Na última semana, o que se viu no Brasil não foi apenas o revisionismo, em sua forma mais vil, sendo pronunciando em torno de 31 de março de 1964, da parte de um governo de extrema direita, repleto de militares. A maneira como o debate público irrompeu na cena política na última semana, com os antecedentes registrados em função da ascensão de correntes fascistas e da eleição de um presidente, que ao longo de 28 anos de exercício de mandatos como deputado federal, sempre comemorou o golpe, põe a nu todos os riscos representados pelo revisionismo histórico para a sociedade e para o estabelecimento da verdade histórica sobre o nosso passado recente.

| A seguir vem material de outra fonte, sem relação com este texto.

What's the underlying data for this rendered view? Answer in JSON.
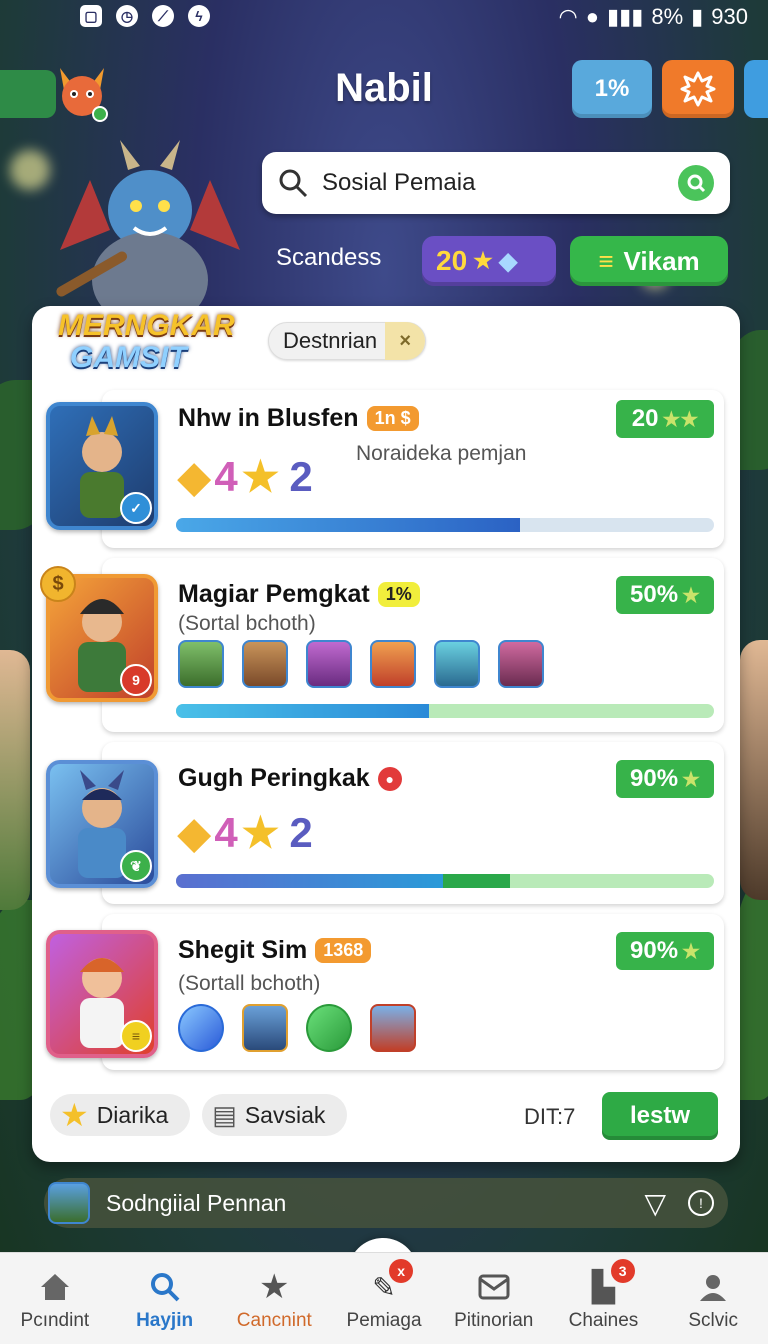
{
  "status_bar": {
    "battery": "8%",
    "time": "930"
  },
  "header": {
    "title": "Nabil",
    "percent_button": "1%",
    "logo_line1": "MERNGKAR",
    "logo_line2": "GAMSIT"
  },
  "search": {
    "value": "Sosial Pemaia"
  },
  "stats": {
    "label": "Scandess",
    "score": "20",
    "action_button": "Vikam"
  },
  "filter_chip": {
    "label": "Destnrian",
    "close": "×"
  },
  "cards": [
    {
      "title": "Nhw in Blusfen",
      "tag": "1n $",
      "subtitle": "Noraideka pemjan",
      "rating_a": "4",
      "rating_b": "2",
      "percent": "20",
      "progress": 0.64
    },
    {
      "title": "Magiar Pemgkat",
      "tag": "1%",
      "subtitle": "(Sortal bchoth)",
      "percent": "50%",
      "image_badge": "9",
      "progress": 0.47
    },
    {
      "title": "Gugh Peringkak",
      "tag": "",
      "rating_a": "4",
      "rating_b": "2",
      "percent": "90%",
      "progress": 0.62
    },
    {
      "title": "Shegit Sim",
      "tag": "1368",
      "subtitle": "(Sortall bchoth)",
      "percent": "90%"
    }
  ],
  "footer_actions": {
    "favorites": "Diarika",
    "save": "Savsiak",
    "counter": "DIT:7",
    "primary": "lestw"
  },
  "ticker": {
    "text": "Sodngiial Pennan"
  },
  "nav": {
    "items": [
      {
        "label": "Pcındint",
        "icon": "home-icon"
      },
      {
        "label": "Hayjin",
        "icon": "search-icon"
      },
      {
        "label": "Cancnint",
        "icon": "star-icon"
      },
      {
        "label": "Pemiaga",
        "icon": "edit-icon"
      },
      {
        "label": "Pitinorian",
        "icon": "mail-icon"
      },
      {
        "label": "Chaines",
        "icon": "trophy-icon"
      },
      {
        "label": "Sclvic",
        "icon": "profile-icon"
      }
    ],
    "badge_center": "x",
    "badge_chaines": "3"
  },
  "colors": {
    "accent_green": "#37b34a",
    "accent_blue": "#2a77c9",
    "accent_orange": "#f07a2a",
    "score_purple": "#6a4fc4"
  }
}
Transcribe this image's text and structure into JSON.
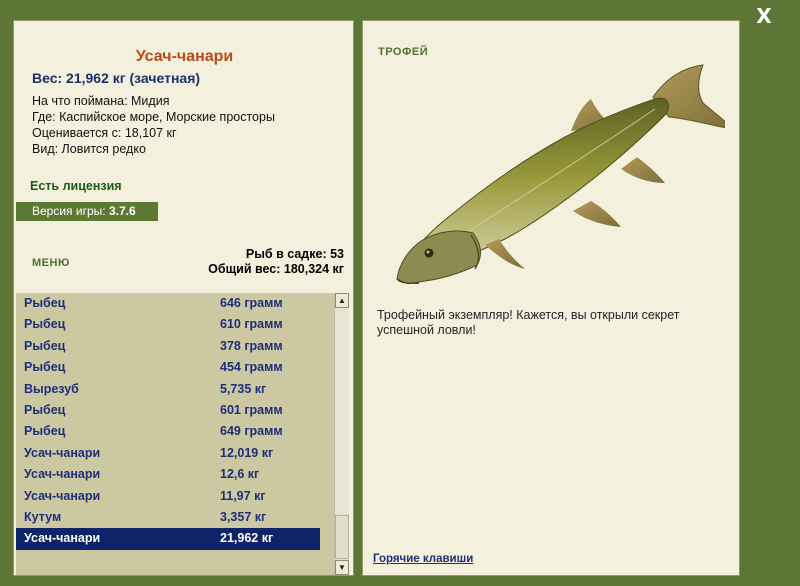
{
  "close_label": "X",
  "fish": {
    "name": "Усач-чанари",
    "weight_line": "Вес: 21,962 кг (зачетная)",
    "caught_on": "На что поймана: Мидия",
    "location": "Где: Каспийское море, Морские просторы",
    "valued_from": "Оценивается с: 18,107 кг",
    "kind": "Вид: Ловится редко"
  },
  "license": "Есть лицензия",
  "version": {
    "label": "Версия игры: ",
    "number": "3.7.6"
  },
  "menu_label": "МЕНЮ",
  "stats": {
    "fish_count": "Рыб в садке: 53",
    "total_weight": "Общий вес: 180,324 кг"
  },
  "catch_list": [
    {
      "name": "Рыбец",
      "weight": "646 грамм"
    },
    {
      "name": "Рыбец",
      "weight": "610 грамм"
    },
    {
      "name": "Рыбец",
      "weight": "378 грамм"
    },
    {
      "name": "Рыбец",
      "weight": "454 грамм"
    },
    {
      "name": "Вырезуб",
      "weight": "5,735 кг"
    },
    {
      "name": "Рыбец",
      "weight": "601 грамм"
    },
    {
      "name": "Рыбец",
      "weight": "649 грамм"
    },
    {
      "name": "Усач-чанари",
      "weight": "12,019 кг"
    },
    {
      "name": "Усач-чанари",
      "weight": "12,6 кг"
    },
    {
      "name": "Усач-чанари",
      "weight": "11,97 кг"
    },
    {
      "name": "Кутум",
      "weight": "3,357 кг"
    },
    {
      "name": "Усач-чанари",
      "weight": "21,962 кг",
      "selected": true
    }
  ],
  "trophy": {
    "label": "ТРОФЕЙ",
    "text": "Трофейный экземпляр! Кажется, вы открыли секрет успешной ловли!"
  },
  "hotkeys_label": "Горячие клавиши",
  "colors": {
    "frame": "#5d7636",
    "panel": "#f3f1de",
    "list_bg": "#ccc8a2",
    "selected_row": "#0f2368",
    "fish_name": "#b64a1d"
  }
}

E se o Ministério Público Federal (MPF), que emitiu nota condenando as comemorações recomendadas pelo presidente da República, acusando não haver “nenhuma possibilidade de dúvida ou de revisionismo histórico” que venha a dizer que 1964 não foi “um rompimento violento e antidemocrático da ordem constitucional”. Se este mesmo MPF, citando a Comissão Nacional da Verdade que “confirmou que o Estado ditatorial brasileiro praticou graves violações aos direitos humanos que se qualificam como crimes contra a humanidade”, não foi capaz de impedir este atentado à Constituição e ao Estado Democrático de direito, que ao menos os estudiosos e os historiadores acadêmicos sejam capazes de retomar o caminho do bom debate e, acima de tudo, o apreço pelas evidências, que acima de tudo continuam confirmando a dimensão classista do golpe, o caráter brutal e violento da ditadura e o fato de que entre os golpistas e suas vítimas não há nenhuma possibilidade de estabelecimento de um sinal de igualdade quanto às intenções e práticas.

NOTAS

1 –  TOLEDO, Caio Navarro de. 1964: golpismo e democracia: as falácias do revisionismo. Crítica Marxista, Campinas-SP, Revan, nº 19, p. 27-48, outubro de 2004.
2 – 
MATTOS, Marcelo Badaró. Os trabalhadores e o golpe de 1964: um balanço da historiografia. História & Luta de Classes, nº 1, p. 7-18, abril de 2005.
3 – MELO, Demian Bezerra de. “O golpe de 1964 e meio século de controvérsias: o estado atual da questão”. In: MELO, Demian Bezerra de (Org.). A miséria da historiografia: uma crítica ao revisionismo contemporâneo. Rio de Janeiro: Consequência, 2014, p. 157-188.
4 – 
SENA JÚNIOR, Carlos Zacarias de; MELO, Demian Bezerra de; CALIL, Gilberto Grassi (Org.). Contribuição à crítica da historiografia revisionista. Rio de Janeiro: Consequência, 2017.
5 – FICO, Carlos. Ditadura militar brasileira: aproximações teóricas e historiográficas. Revista Tempo & Argumento, Florianópolis, v. 9, n. 20, p. 5-74, jan./abr. 2017.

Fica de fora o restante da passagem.